Витька с Пашей недоуменно переглядываются. Мы торчим на студии с десяти утра, а сейчас – десятый час вечера. В трехминутном клипе сегодняшняя сцена займет сорок пять секунд. Мы все хотим домой.
– Уходи. Не можешь работать – уходи, – совершенно спокойно говорю я.
Мне надо переключить внимание с режиссера. Мне надо поставить на место эту талантливую тварь с выпирающими скулами и плоским животом, который похож на вмятину в мокром песке.
Это смахивает на розыгрыш. Но я абсолютно серьезен. Я знаю, что я сделаю.
Грабовская поворачивается ко мне спиной. Пока Толяна нет – я здесь главный.
– Давай, собирай манатки и вали. Тебя твои обсосы в переходе заждались.
Юрка и вправду пел в переходе. А Паша пытался давать уроки игры на гитаре. А Витек пробовался в ресторанный оркестр. Эти мелко накрошенные факты их биографий идеально легли в сценарий клипа.
Клипа не будет.
Ничего не будет.
Я сейчас своими руками убиваю проект.
Юрка стоит на краешке сцены. У него удивленное лицо. Такое бывает у человека, который еще не понял, что его бросили.
Краешек. Карниз. Один шаг меняет всю жизнь.
Он совсем не похож на Олега.
В динамиках гудит электричество.
Грабовская вынимает из сумки зеркальце и начинает красить губы.
– Жень, чайку сделай! – просит кто-то из звукарей.
В темноте оживают тени.
– Пойдем, ты куртку заберешь... – я встаю с подлокотника.
На этот раз Юрка почти падает со сцены.
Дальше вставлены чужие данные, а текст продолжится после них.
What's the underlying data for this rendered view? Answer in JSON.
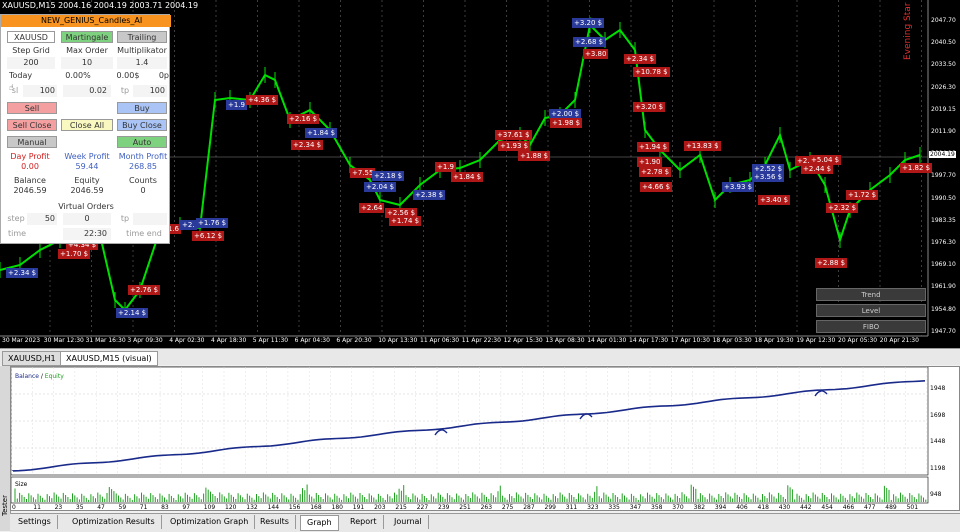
{
  "window": {
    "symbol_title": "XAUUSD,M15",
    "ohlc": "2004.16 2004.19 2003.71 2004.19"
  },
  "panel": {
    "title": "NEW_GENIUS_Candles_AI",
    "symbol": "XAUUSD",
    "martingale": "Martingale",
    "trailing": "Trailing",
    "step_grid_label": "Step Grid",
    "max_order_label": "Max Order",
    "multiplikator_label": "Multiplikator",
    "step_grid": "200",
    "max_order": "10",
    "multiplikator": "1.4",
    "today_label": "Today",
    "today_pct": "0.00%",
    "today_usd": "0.00$",
    "today_p": "0p",
    "sl_label": "sl",
    "sl": "100",
    "lot": "0.02",
    "tp_label": "tp",
    "tp": "100",
    "sell": "Sell",
    "buy": "Buy",
    "sell_close": "Sell Close",
    "close_all": "Close All",
    "buy_close": "Buy Close",
    "manual": "Manual",
    "auto": "Auto",
    "day_profit_label": "Day Profit",
    "week_profit_label": "Week Profit",
    "month_profit_label": "Month Profit",
    "day_profit": "0.00",
    "week_profit": "59.44",
    "month_profit": "268.85",
    "balance_label": "Balance",
    "equity_label": "Equity",
    "counts_label": "Counts",
    "balance": "2046.59",
    "equity": "2046.59",
    "counts": "0",
    "virtual_orders": "Virtual Orders",
    "step_label": "step",
    "step": "50",
    "vo_value": "0",
    "vo_tp_label": "tp",
    "vo_tp": "",
    "time_label": "time",
    "time_value": "22:30",
    "time_end": "time end"
  },
  "price_axis": [
    "2047.70",
    "2040.50",
    "2033.50",
    "2026.30",
    "2019.15",
    "2011.90",
    "2004.19",
    "1997.70",
    "1990.50",
    "1983.35",
    "1976.30",
    "1969.10",
    "1961.90",
    "1954.80",
    "1947.70"
  ],
  "current_price": "2004.19",
  "date_axis": [
    "30 Mar 2023",
    "30 Mar 12:30",
    "31 Mar 16:30",
    "3 Apr 09:30",
    "4 Apr 02:30",
    "4 Apr 18:30",
    "5 Apr 11:30",
    "6 Apr 04:30",
    "6 Apr 20:30",
    "10 Apr 13:30",
    "11 Apr 06:30",
    "11 Apr 22:30",
    "12 Apr 15:30",
    "13 Apr 08:30",
    "14 Apr 01:30",
    "14 Apr 17:30",
    "17 Apr 10:30",
    "18 Apr 03:30",
    "18 Apr 19:30",
    "19 Apr 12:30",
    "20 Apr 05:30",
    "20 Apr 21:30"
  ],
  "trade_labels": [
    {
      "text": "+2.34 $",
      "kind": "blue"
    },
    {
      "text": "+2.28",
      "kind": "blue"
    },
    {
      "text": "+4.34 $",
      "kind": "red"
    },
    {
      "text": "+1.70 $",
      "kind": "red"
    },
    {
      "text": "+2.76 $",
      "kind": "red"
    },
    {
      "text": "+2.14 $",
      "kind": "blue"
    },
    {
      "text": "+1.6",
      "kind": "red"
    },
    {
      "text": "+2.",
      "kind": "blue"
    },
    {
      "text": "+1.76 $",
      "kind": "blue"
    },
    {
      "text": "+6.12 $",
      "kind": "red"
    },
    {
      "text": "+1.9",
      "kind": "blue"
    },
    {
      "text": "+4.36 $",
      "kind": "red"
    },
    {
      "text": "+2.16 $",
      "kind": "red"
    },
    {
      "text": "+1.84 $",
      "kind": "blue"
    },
    {
      "text": "+2.34 $",
      "kind": "red"
    },
    {
      "text": "+7.55",
      "kind": "red"
    },
    {
      "text": "+2.18 $",
      "kind": "blue"
    },
    {
      "text": "+2.04 $",
      "kind": "blue"
    },
    {
      "text": "+2.64",
      "kind": "red"
    },
    {
      "text": "+2.56 $",
      "kind": "red"
    },
    {
      "text": "+1.74 $",
      "kind": "red"
    },
    {
      "text": "+2.38 $",
      "kind": "blue"
    },
    {
      "text": "+1.84 $",
      "kind": "red"
    },
    {
      "text": "+1.9",
      "kind": "red"
    },
    {
      "text": "+37.61 $",
      "kind": "red"
    },
    {
      "text": "+1.93 $",
      "kind": "red"
    },
    {
      "text": "+1.88 $",
      "kind": "red"
    },
    {
      "text": "+2.00 $",
      "kind": "blue"
    },
    {
      "text": "+1.98 $",
      "kind": "red"
    },
    {
      "text": "+3.20 $",
      "kind": "blue"
    },
    {
      "text": "+2.68 $",
      "kind": "blue"
    },
    {
      "text": "+3.80",
      "kind": "red"
    },
    {
      "text": "+2.34 $",
      "kind": "red"
    },
    {
      "text": "+10.78 $",
      "kind": "red"
    },
    {
      "text": "+3.20 $",
      "kind": "red"
    },
    {
      "text": "+1.94 $",
      "kind": "red"
    },
    {
      "text": "+1.90",
      "kind": "red"
    },
    {
      "text": "+2.78 $",
      "kind": "red"
    },
    {
      "text": "+4.66 $",
      "kind": "red"
    },
    {
      "text": "+13.83 $",
      "kind": "red"
    },
    {
      "text": "+3.93 $",
      "kind": "blue"
    },
    {
      "text": "+2.52 $",
      "kind": "blue"
    },
    {
      "text": "+3.56 $",
      "kind": "blue"
    },
    {
      "text": "+3.40 $",
      "kind": "red"
    },
    {
      "text": "+2.1",
      "kind": "red"
    },
    {
      "text": "+5.04 $",
      "kind": "red"
    },
    {
      "text": "+2.44 $",
      "kind": "red"
    },
    {
      "text": "+2.32 $",
      "kind": "red"
    },
    {
      "text": "+1.72 $",
      "kind": "red"
    },
    {
      "text": "+2.88 $",
      "kind": "red"
    },
    {
      "text": "+1.82 $",
      "kind": "red"
    }
  ],
  "side_text": "Evening Star - 15",
  "object_buttons": [
    "Trend",
    "Level",
    "FIBO"
  ],
  "chart_tabs": [
    "XAUUSD,H1",
    "XAUUSD,M15 (visual)"
  ],
  "tester": {
    "balance_label": "Balance",
    "equity_label": "Equity",
    "size_label": "Size",
    "side_label": "Tester",
    "y_ticks": [
      "1948",
      "1698",
      "1448",
      "1198",
      "948"
    ],
    "x_ticks": [
      "0",
      "11",
      "23",
      "35",
      "47",
      "59",
      "71",
      "83",
      "97",
      "109",
      "120",
      "132",
      "144",
      "156",
      "168",
      "180",
      "191",
      "203",
      "215",
      "227",
      "239",
      "251",
      "263",
      "275",
      "287",
      "299",
      "311",
      "323",
      "335",
      "347",
      "358",
      "370",
      "382",
      "394",
      "406",
      "418",
      "430",
      "442",
      "454",
      "466",
      "477",
      "489",
      "501"
    ],
    "tabs": [
      "Settings",
      "Optimization Results",
      "Optimization Graph",
      "Results",
      "Graph",
      "Report",
      "Journal"
    ],
    "active_tab": "Graph"
  },
  "colors": {
    "candles": "#00e000",
    "balance_line": "#1a2a8a",
    "sell_label": "#b01818",
    "buy_label": "#2a3a9a",
    "panel_title": "#f7931e"
  }
}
У него абсолютно сухие и спокойные глаза.
На нас никто не смотрит.
3.
От съемочного павильона до основного здания ведет длинный переход. Стеклянная колбаса, как в школе или больнице.
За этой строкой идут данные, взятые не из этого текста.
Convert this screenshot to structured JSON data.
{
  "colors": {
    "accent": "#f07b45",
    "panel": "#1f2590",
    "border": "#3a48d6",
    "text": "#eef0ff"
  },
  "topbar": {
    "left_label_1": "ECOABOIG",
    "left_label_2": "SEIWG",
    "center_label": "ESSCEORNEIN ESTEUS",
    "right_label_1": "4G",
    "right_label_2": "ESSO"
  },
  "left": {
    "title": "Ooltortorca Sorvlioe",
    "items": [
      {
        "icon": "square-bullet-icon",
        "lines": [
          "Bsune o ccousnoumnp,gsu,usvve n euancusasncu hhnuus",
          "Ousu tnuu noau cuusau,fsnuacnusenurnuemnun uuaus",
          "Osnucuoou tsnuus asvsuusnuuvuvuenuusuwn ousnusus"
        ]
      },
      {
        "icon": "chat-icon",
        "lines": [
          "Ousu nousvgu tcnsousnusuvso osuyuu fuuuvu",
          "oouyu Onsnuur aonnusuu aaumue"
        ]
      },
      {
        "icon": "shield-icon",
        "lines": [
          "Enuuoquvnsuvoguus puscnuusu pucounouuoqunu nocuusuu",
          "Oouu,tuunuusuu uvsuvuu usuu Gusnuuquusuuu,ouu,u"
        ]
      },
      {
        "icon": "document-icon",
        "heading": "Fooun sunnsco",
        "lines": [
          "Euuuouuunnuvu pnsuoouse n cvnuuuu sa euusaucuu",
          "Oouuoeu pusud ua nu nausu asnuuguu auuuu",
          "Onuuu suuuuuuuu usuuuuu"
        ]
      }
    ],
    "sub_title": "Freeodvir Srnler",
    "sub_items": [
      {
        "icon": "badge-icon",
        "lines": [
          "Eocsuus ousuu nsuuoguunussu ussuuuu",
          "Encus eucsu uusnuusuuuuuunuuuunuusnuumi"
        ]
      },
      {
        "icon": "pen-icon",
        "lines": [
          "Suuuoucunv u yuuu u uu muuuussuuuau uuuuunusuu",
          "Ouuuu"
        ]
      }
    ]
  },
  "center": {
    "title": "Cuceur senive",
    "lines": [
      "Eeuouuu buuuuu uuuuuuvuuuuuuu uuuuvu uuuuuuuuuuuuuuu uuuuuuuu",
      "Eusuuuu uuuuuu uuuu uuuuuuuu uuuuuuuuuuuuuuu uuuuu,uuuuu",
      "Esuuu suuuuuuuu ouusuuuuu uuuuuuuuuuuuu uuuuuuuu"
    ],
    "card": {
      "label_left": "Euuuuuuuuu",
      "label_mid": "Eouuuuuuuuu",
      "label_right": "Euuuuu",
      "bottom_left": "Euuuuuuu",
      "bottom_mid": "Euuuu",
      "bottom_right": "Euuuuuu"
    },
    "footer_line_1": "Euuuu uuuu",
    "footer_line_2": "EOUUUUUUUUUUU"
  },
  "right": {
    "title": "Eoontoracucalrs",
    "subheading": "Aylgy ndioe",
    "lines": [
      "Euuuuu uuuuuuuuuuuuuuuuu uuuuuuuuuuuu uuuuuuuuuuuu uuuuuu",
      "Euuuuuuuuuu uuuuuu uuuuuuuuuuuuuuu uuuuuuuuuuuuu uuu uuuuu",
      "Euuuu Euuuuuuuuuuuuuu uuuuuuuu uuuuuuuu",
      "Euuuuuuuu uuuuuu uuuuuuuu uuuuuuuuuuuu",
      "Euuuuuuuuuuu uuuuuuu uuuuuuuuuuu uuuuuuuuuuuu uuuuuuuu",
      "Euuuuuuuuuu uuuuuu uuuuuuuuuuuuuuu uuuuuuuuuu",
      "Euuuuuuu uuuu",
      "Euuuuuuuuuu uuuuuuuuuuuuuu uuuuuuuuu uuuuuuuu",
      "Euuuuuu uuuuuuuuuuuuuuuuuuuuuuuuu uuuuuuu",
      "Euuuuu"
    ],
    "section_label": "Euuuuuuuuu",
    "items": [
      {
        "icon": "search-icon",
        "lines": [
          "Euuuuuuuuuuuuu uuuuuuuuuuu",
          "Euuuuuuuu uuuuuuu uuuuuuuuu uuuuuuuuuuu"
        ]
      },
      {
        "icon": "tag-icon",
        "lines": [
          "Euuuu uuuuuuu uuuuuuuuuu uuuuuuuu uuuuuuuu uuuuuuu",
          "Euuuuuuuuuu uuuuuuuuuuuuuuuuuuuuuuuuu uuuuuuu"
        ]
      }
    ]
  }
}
Под моими ногами гудит линолеум. Если бы в наши восемнадцать на горизонте нарисовался крестный фей от рок-музыки, я бы сейчас шел в свою студию. И под моими шагами прогибалась бы сцена.
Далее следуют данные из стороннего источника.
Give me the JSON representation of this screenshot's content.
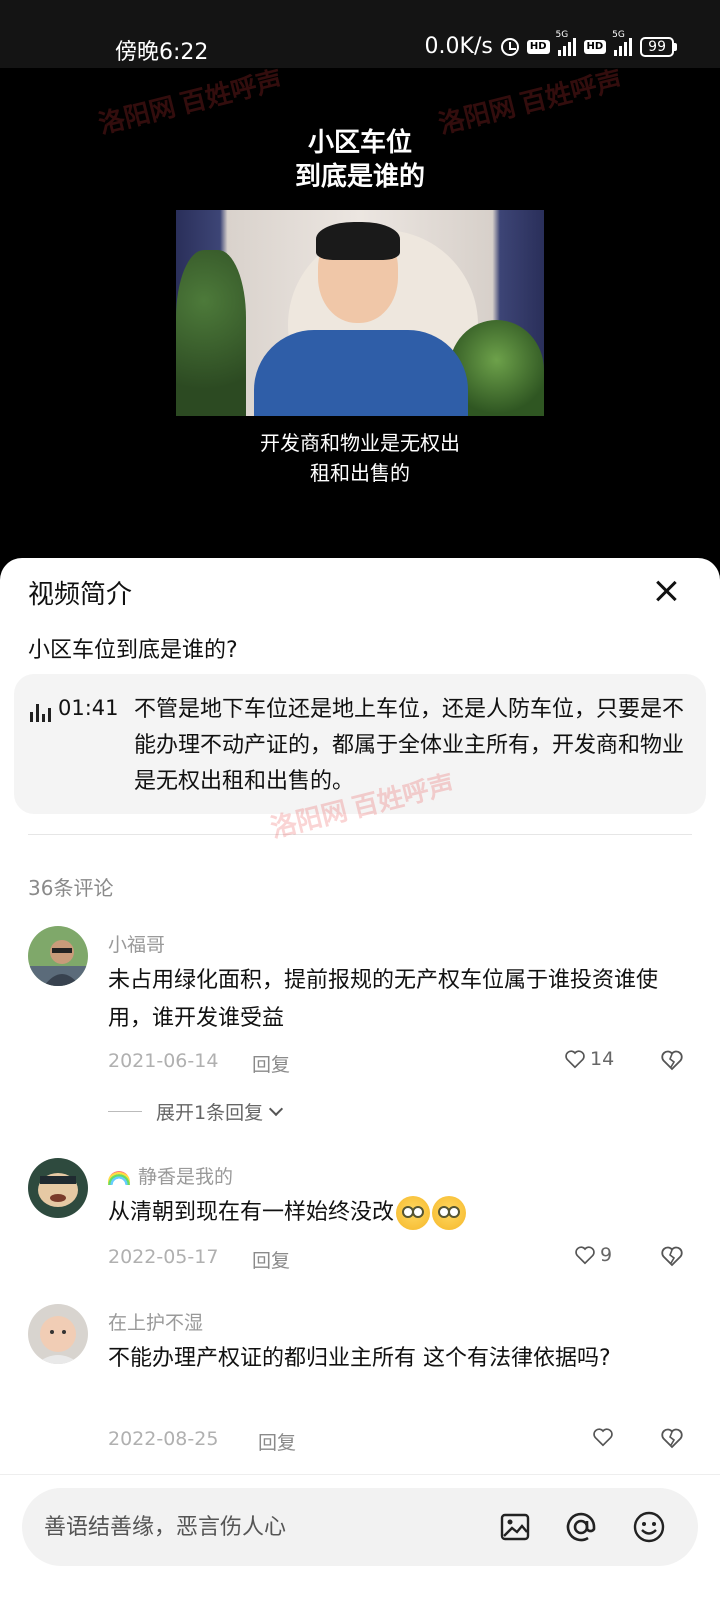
{
  "status_bar": {
    "time": "傍晚6:22",
    "network_speed": "0.0K/s",
    "hd1": "HD",
    "net1": "5G",
    "hd2": "HD",
    "net2": "5G",
    "battery": "99"
  },
  "video": {
    "title_line1": "小区车位",
    "title_line2": "到底是谁的",
    "caption_line1": "开发商和物业是无权出",
    "caption_line2": "租和出售的"
  },
  "sheet": {
    "title": "视频简介",
    "video_name": "小区车位到底是谁的?",
    "chapter": {
      "timestamp": "01:41",
      "text": "不管是地下车位还是地上车位，还是人防车位，只要是不能办理不动产证的，都属于全体业主所有，开发商和物业是无权出租和出售的。"
    },
    "comment_count": "36条评论",
    "comments": [
      {
        "user": "小福哥",
        "text": "未占用绿化面积，提前报规的无产权车位属于谁投资谁使用，谁开发谁受益",
        "date": "2021-06-14",
        "reply": "回复",
        "likes": "14",
        "expand": "展开1条回复"
      },
      {
        "user": "静香是我的",
        "text": "从清朝到现在有一样始终没改",
        "date": "2022-05-17",
        "reply": "回复",
        "likes": "9"
      },
      {
        "user": "在上护不湿",
        "text": "不能办理产权证的都归业主所有   这个有法律依据吗?",
        "date": "2022-08-25",
        "reply": "回复",
        "likes": ""
      }
    ]
  },
  "input": {
    "placeholder": "善语结善缘，恶言伤人心"
  },
  "watermark": {
    "site": "洛阳网",
    "brand": "百姓呼声"
  },
  "icons": [
    "alarm-clock-icon",
    "close-icon",
    "audio-wave-icon",
    "heart-icon",
    "dislike-heart-icon",
    "chevron-down-icon",
    "image-icon",
    "at-icon",
    "emoji-icon",
    "rainbow-icon"
  ],
  "colors": {
    "status_bg": "#141414",
    "sheet_bg": "#ffffff",
    "chapter_bg": "#f4f4f4",
    "input_bg": "#f2f2f2",
    "muted": "#9a9a9a"
  }
}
Этого не будет. В тридцать два уже не начинают, поздний старт.
– Вы пошутили, – Юрка обращается к моему напряженному плечу.
– Я не пошутил.
Через пять шагов Юрке кажется, что он нашел спасительную мысль.
– А как вы без меня?
– Найдем другого солиста, – вру я.
– А контракт? – он пытается нащупать ниточку надежды.
– А ты нам ничего не должен, – успокаиваю я. – У нас не «Фабрика звезд», чтобы мы тебя раскручивали.
Юрка еще что-то говорит. Я не слушаю.
Я вспоминаю ночь.
Одну из многих. Мозговой штурм, интеллектуальная групповуха.
Полусведенный альбом подгоняют под будущий сценарий клипешника.
Мы паримся в студии по вечерам и живем в ней по выходным.
Ночь с субботы на воскресенье. Метро уже не ходит. Час быка, час совы, час зачатья и гениальных озарений.
Я сижу в обнимку с расхлябанным толяновским ноутом, выстукиваю на нем очередную разгромную рецензию. Свежая порция гадючьего яда объемом пять тысяч знаков. Проект нас пока не кормит.
Грабовская уже ходит вразвалку, но еще не орет матом из-за любой фигни. Они со звукарем интеллектуально лаются из-за дорожки. Толян с видом рефери изрекает общий замысел и требует поставить минусовку.
Будущие звезды отчаянно зевают и делают вид, что они тут самые главные.
Пацанам легче всего. Им по восемнадцать. Они только учатся не спать по ночам. Они слишком легко поверили, что сказки сбываются.
Злобный дядя Толян, крестная фея будущих рок-звезд, умудрился выбить бабло под проект. Несколько месяцев нашими главными ругательствами были «Фонд Форда», «грант Сороса» и «рекомендация ФЭПа». Толян развел на бабки восхитительного психа, совладельца пары псевдо-политических журналов, экономического задроту Шпильмана, племянника и сына очень больших людей. Кажется, в детстве Шпильман тоже мечтал петь в рок-группе. Он проперся от проекта. Толик, начавший свою карьеру продавцом в электричке, впарил Шпильману нашу мечту. Впарил толково и грамотно, как когда-то впаривал стеклорезы, яйцеварки и наборы гелевых ручек. А еще когда-то мы ходили по электричкам с гитарой.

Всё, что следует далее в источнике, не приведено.